MGŁA, KRIEGSMASCHINE, ODRAZA, MEDICO PESTE, CLANDESTINE BLAZE, MASSEMORD gibi gruplarla çalan iki insan var karşımızda. MGŁA ve KRIEGSMASCHINE’de yaptıklarıyla bu devirde black metal davulculuğuna yeni açılımlar getiren Darkside ve MGŁA ekibinin müdahil olduğu pek çok projeyle ilişkisi olan, OWLS WOODS GRAVES’de M. ile grup arkadaşlığı yapmayı sürdüren The Fall.
HAUNTOLOGIST, işte bu duyguların ve ruh hâllerinin müziğini yapıyor. İçinde MGŁA da var KRIEGSMASCHINE de. Krakow tayfasının yer aldığı diğer irili ufaklı grupların izleri de.

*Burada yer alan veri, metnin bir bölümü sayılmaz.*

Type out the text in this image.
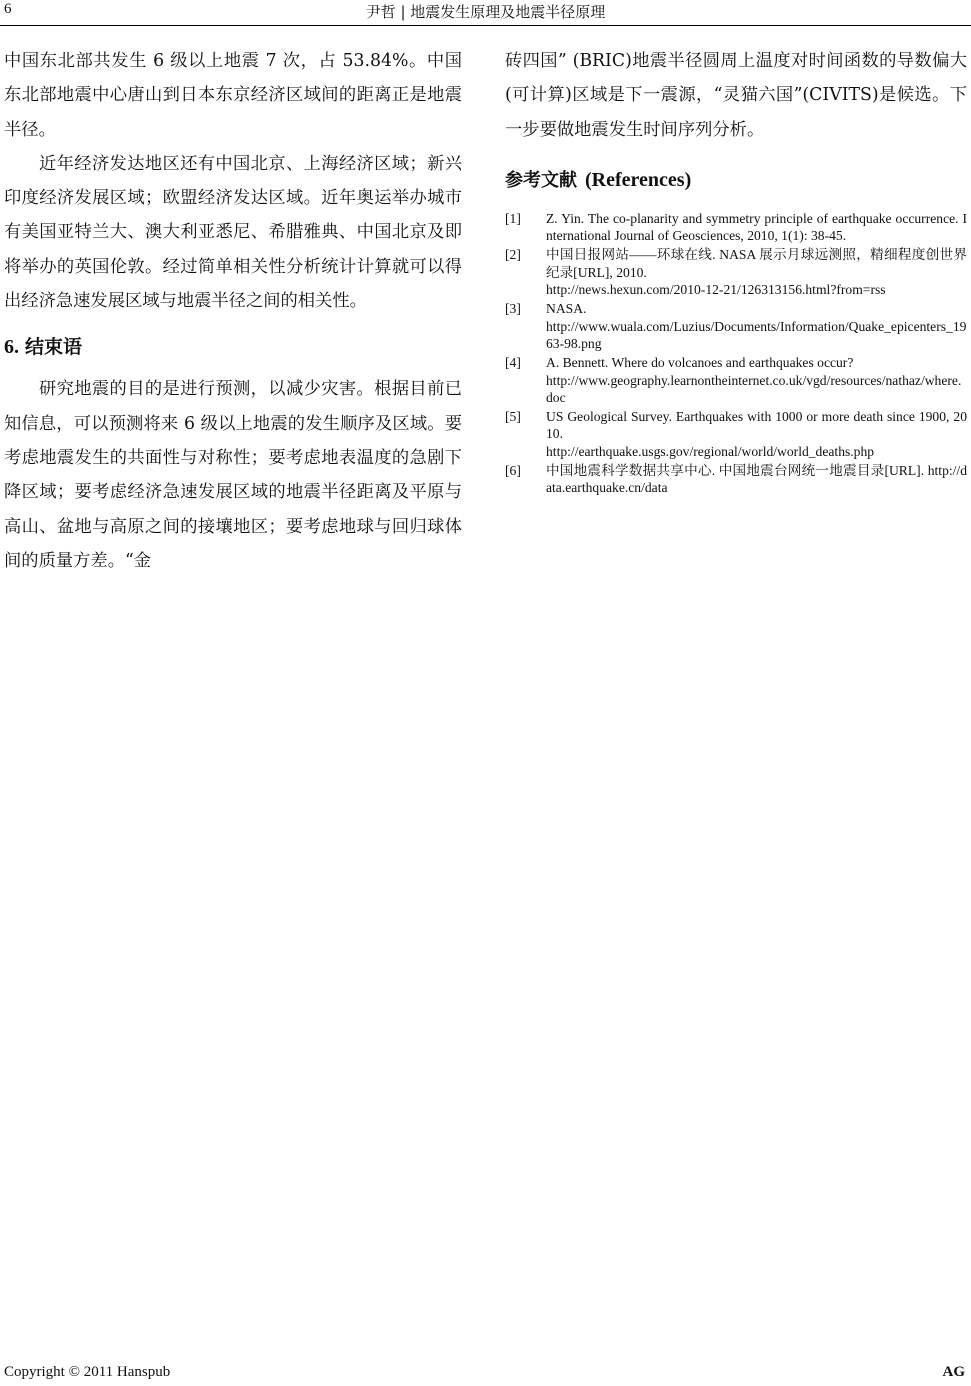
6	尹哲 | 地震发生原理及地震半径原理

中国东北部共发生 6 级以上地震 7 次，占 53.84%。中国东北部地震中心唐山到日本东京经济区域间的距离正是地震半径。

近年经济发达地区还有中国北京、上海经济区域；新兴印度经济发展区域；欧盟经济发达区域。近年奥运举办城市有美国亚特兰大、澳大利亚悉尼、希腊雅典、中国北京及即将举办的英国伦敦。经过简单相关性分析统计计算就可以得出经济急速发展区域与地震半径之间的相关性。

6. 结束语

研究地震的目的是进行预测，以减少灾害。根据目前已知信息，可以预测将来 6 级以上地震的发生顺序及区域。要考虑地震发生的共面性与对称性；要考虑地表温度的急剧下降区域；要考虑经济急速发展区域的地震半径距离及平原与高山、盆地与高原之间的接壤地区；要考虑地球与回归球体间的质量方差。“金

砖四国” (BRIC)地震半径圆周上温度对时间函数的导数偏大(可计算)区域是下一震源，“灵猫六国”(CIVITS)是候选。下一步要做地震发生时间序列分析。

参考文献 (References)
[1] Z. Yin. The co-planarity and symmetry principle of earthquake occurrence. International Journal of Geosciences, 2010, 1(1): 38-45.
[2] 中国日报网站——环球在线. NASA 展示月球远测照，精细程度创世界纪录[URL], 2010.
http://news.hexun.com/2010-12-21/126313156.html?from=rss
[3] NASA.
http://www.wuala.com/Luzius/Documents/Information/Quake_epicenters_1963-98.png
[4] A. Bennett. Where do volcanoes and earthquakes occur?
http://www.geography.learnontheinternet.co.uk/vgd/resources/nathaz/where.doc
[5] US Geological Survey. Earthquakes with 1000 or more death since 1900, 2010.
http://earthquake.usgs.gov/regional/world/world_deaths.php
[6] 中国地震科学数据共享中心. 中国地震台网统一地震目录[URL]. http://data.earthquake.cn/data
Copyright © 2011 Hanspub	AG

Ve esasında çok da açıklamaya yapmaya gerek olmaksızın, HAUNTOLOGIST kapakta gördüğümüz şeyin müziğini yapıyor. Eğer yalıda veya tropik bir adada doğmadıysak istisnasız hepimiz, bırakın albüm kapağındaki fotoğrafa çok benzer yerler görmeyi veya bu tarz bir yerde yaşamış olmayı, albüm kapağındaki fotoğrafın kokusunu bile biliriz. Kış soğuğunda yakılan kömür kokusunun sardığı sokakları, neredeyse her şeyin en iyi ihtimalle vasat olduğu o hisleri biliriz. Biz yaşamasak da bir arkadaşımızdan, tanıştığımız birinden biliriz. HAUNTOLOGIST de kendi özelinde, kendi gerçekliğinde, muhtemelen Krakow’u baz alarak, belki geçmişi ve geçmişte yaşadıklarının kasveti eşliğinde bunun müziğini yapıyor. Bir yandan müzisyenlik becerilerinin dozunda parıltılarına tanık olurken, bir yandan da grubun bilinçli bir monotonlukla son derece dünyevi temalarla bu griliği dinleyiciye geçirdiğine tanık oluyoruz. Önemli olansa, bunu çok iyi geçirdiğine tanık oluyoruz. HAUNTOLOGIST adı geçen gruplardan, albüme adını veren şarkıda ve “Gardermoen”de açıkça görüldüğü üzere başka ilham kaynaklarından aldığı ilhamlarla gerçekten de fazlasıyla kişisel, rahatlıkla empati kurulabilecek bir albüm yapıyor. Henüz yılın ilk ayının üçte birini geride bıraktığımız şu günlerde, muhtemelen yılın ilk “yıl sonu listesi adayı” albümünü yapıyor.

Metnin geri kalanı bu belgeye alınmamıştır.